A key mind-changer, I believe, will be the new car's cost. In Germany it will be up €600 on the old one. Irish details will be released next month. The current model starts at €21,490 for the 24kHh version (199km claimed range) and €24,490 for the 30kWh (250km range). The Japanese price will be largely in line with the current one too, we are told. So there's one of the challenges: how keenly they can they spec and price it.

One area not often stressed on electric cars is how sometimes they can be nippy to drive (they get all their torque from the start unlike fossil-fuel powertrains). The LEAF's figures suggest it should be lively as the new motor generates more torque (to 320Nm) and power (now 150PS). It has a claimed top speed of 144 kmh.

I was a bit disappointed to learn it will take longer to charge the new high-tech lithium-ion battery pack - up four hours to 16 on a home socket from zero. It takes up to eight hours with a 6KW home charger. But you'll get a quick charge to 80% on the public system in 40 minutes.

Towards the end of next year, or early 2019, there will be a higher-power version with larger battery capacity, longer range and higher price.

It's a fresh-looking departure from the current car and feels larger inside though it is only a small bit longer, wider and lower. It is built on the same platform as the current model.

Visually it is now designed, inside and out, to look more like the rest of the Nissans. It reminds me of the Qashqai and Pulsar from the side and the Micra from the back. We tried it for size and found decent rear legroom for a tall passenger. The dash is slightly stepped so there isn't a big slab of plastic. The instrument and central infotainment screens are embedded and add rather than detract from the look (as is the case sometimes) at the front. Decent seats too. Nissan claims there is room for five; four adults I'd say.

There is a large boot, though what we saw was pre-production so space-saver wheel and/or other stuff will take up room.

Apart from the electric-vehicle side of things there are some important technologies:

* The outstanding one is the e-Pedal technology. It allows you to start, accelerate, decelerate and stop just by adjusting the pressure of your foot on the accelerator. When the accelerator is fully released, both regenerative and friction brakes are applied automatically to gradually bring the car to a stop. Nissan says the car holds its position, even on steep slopes, until you press the accelerator again. Of course, you still have to use the conventional brake pedal for sudden stops. It takes a little getting used to (I tried it on a simulator) but it works.

* A ProPILOT driver assistance system, for use on single-lane driving on highways, is claimed to make driving easier in heavy traffic. ProPILOT Park can control steering, acceleration, braking and gear selection to automatically guide the car into a parking spot.

* There is also a new interface on the smartphone app so you can monitor the car's state of charge, find the nearest charging station etc. And there's a new-look 7ins, full-colour (TFT) display. Apple CarPlay and Android Auto feature in the infotainment system.
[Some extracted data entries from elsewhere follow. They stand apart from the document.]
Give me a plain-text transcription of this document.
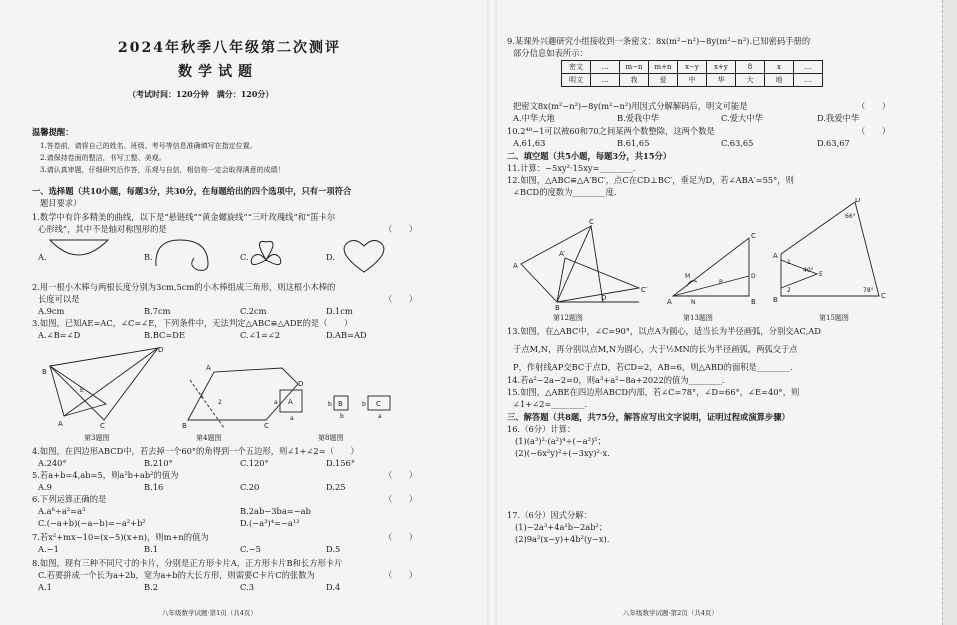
2024年秋季八年级第二次测评
数学试题
（考试时间：120分钟　满分：120分）
温馨提醒：
1.答卷前，请将自己的姓名、班级、考号等信息准确填写在指定位置。
2.请保持卷面的整洁，书写工整、美观。
3.请认真审题，仔细研究后作答，乐观与自信，相信你一定会取得满意的成绩！
一、选择题（共10小题，每题3分，共30分，在每题给出的四个选项中，只有一项符合
题目要求）
1.数学中有许多精美的曲线，以下是“悬链线”“黄金螺旋线”“三叶玫瑰线”和“笛卡尔
心形线”，其中不是轴对称图形的是	（　　）
A.	B.	C.	D.
2.用一根小木棒与两根长度分别为3cm,5cm的小木棒组成三角形，则这根小木棒的
长度可以是	（　　）
A.9cm	B.7cm	C.2cm	D.1cm
3.如图，已知AE=AC，∠C=∠E，下列条件中，无法判定△ABC≌△ADE的是（　　）
A.∠B=∠D	B.BC=DE	C.∠1=∠2	D.AB=AD
B
D
C
A
E
1
2
A
D
B	C
A	B	C
a	b	b
a	b	a
第3题图	第4题图	第8题图
4.如图，在四边形ABCD中，若去掉一个60°的角得到一个五边形，则∠1+∠2=（　　）
A.240°	B.210°	C.120°	D.156°
5.若a+b=4,ab=5，则a²b+ab²的值为	（　　）
A.9	B.16	C.20	D.25
6.下列运算正确的是	（　　）
A.a⁶÷a²=a³	B.2ab−3ba=−ab
C.(−a+b)(−a−b)=−a²+b²	D.(−a³)⁴=−a¹²
7.若x²+mx−10=(x−5)(x+n)，则m+n的值为	（　　）
A.−1	B.1	C.−5	D.5
8.如图，现有三种不同尺寸的卡片，分别是正方形卡片A，正方形卡片B和长方形卡片
C.若要拼成一个长为a+2b，宽为a+b的大长方形，则需要C卡片C的张数为	（　　）
A.1	B.2	C.3	D.4
八年级数学试题·第1页（共4页）
9.某课外兴趣研究小组接收到一条密文：8x(m²−n²)−8y(m²−n²).已知密码手册的
部分信息如表所示：
密文	…	m−n	m+n	x−y	x+y	8	x	…
明文	…	我	爱	中	华	大	地	…
把密文8x(m²−n²)−8y(m²−n²)用因式分解解码后，明文可能是	（　　）
A.中华大地	B.爱我中华	C.爱大中华	D.我爱中华
10.2⁴⁸−1可以被60和70之间某两个数整除，这两个数是	（　　）
A.61,63	B.61,65	C.63,65	D.63,67
二、填空题（共5小题，每题3分，共15分）
11.计算：−5xy²·15xy=________.
12.如图，△ABC≌△A′BC′，点C在CD⊥BC′，垂足为D，若∠ABA′=55°，则
∠BCD的度数为________度.
A
C
B
C′
A′
D	A
C
B
M
N
P
D
A
D
C
B
E
1
2
66°
40°
78°
第12题图	第13题图	第15题图
13.如图，在△ABC中，∠C=90°，以点A为圆心，适当长为半径画弧，分别交AC,AD
于点M,N，再分别以点M,N为圆心，大于½MN的长为半径画弧，两弧交于点
P，作射线AP交BC于点D，若CD=2，AB=6，则△ABD的面积是________.
14.若a²−2a−2=0，则a³+a²−8a+2022的值为________.
15.如图，△ABE在四边形ABCD内部，若∠C=78°，∠D=66°，∠E=40°，则
∠1+∠2=________.
三、解答题（共8题，共75分，解答应写出文字说明，证明过程或演算步骤）
16.（6分）计算：
(1)(a³)²·(a²)⁴÷(−a²)⁵；
(2)(−6x²y)²÷(−3xy)²·x.
17.（6分）因式分解：
(1)−2a³+4a²b−2ab²；
(2)9a²(x−y)+4b²(y−x).
八年级数学试题·第2页（共4页）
Since the LEAF first came on the Irish market in 2010, around 1,200 new models have been bought but used imports are soaring of late.

Nissan expects new LEAF buyers to at least double next year depending on the market and import levels. I think a critical area will be how much people can expect for their trade-ins of current LEAFs. Imports have hit values. Therefore, cost to change will be critical, so will the price of the new car.

Luckily, by the time it gets here we'll have had the Budget. If rumours are true and BIK is added as a further electric car incentive, the landscape would be far more encouraging.

The government has to do something significant on top of current incentives and commitments if it really wants to really kick-start the electric era. Otherwise they are merely paying lip service.

Road tax will be €120, like the current one, due to zero emissions, and the €10,000 combined VRT rebate and SEAI grants will apply.

Motorists have been slow to pick up on electric cars despite those incentives. Total electric car sales this year are running at 531 (versus 361 for the corresponding 2016 period).

The LEAF still leads the way (231, down from 327) but there are 242 used LEAF imports (up from 97). Hyundai's electric IONIQ is second with 223 new sales. The next year or so will tell a tale about our overall attitudes to EVs, and the LEAF will be a major part of that story.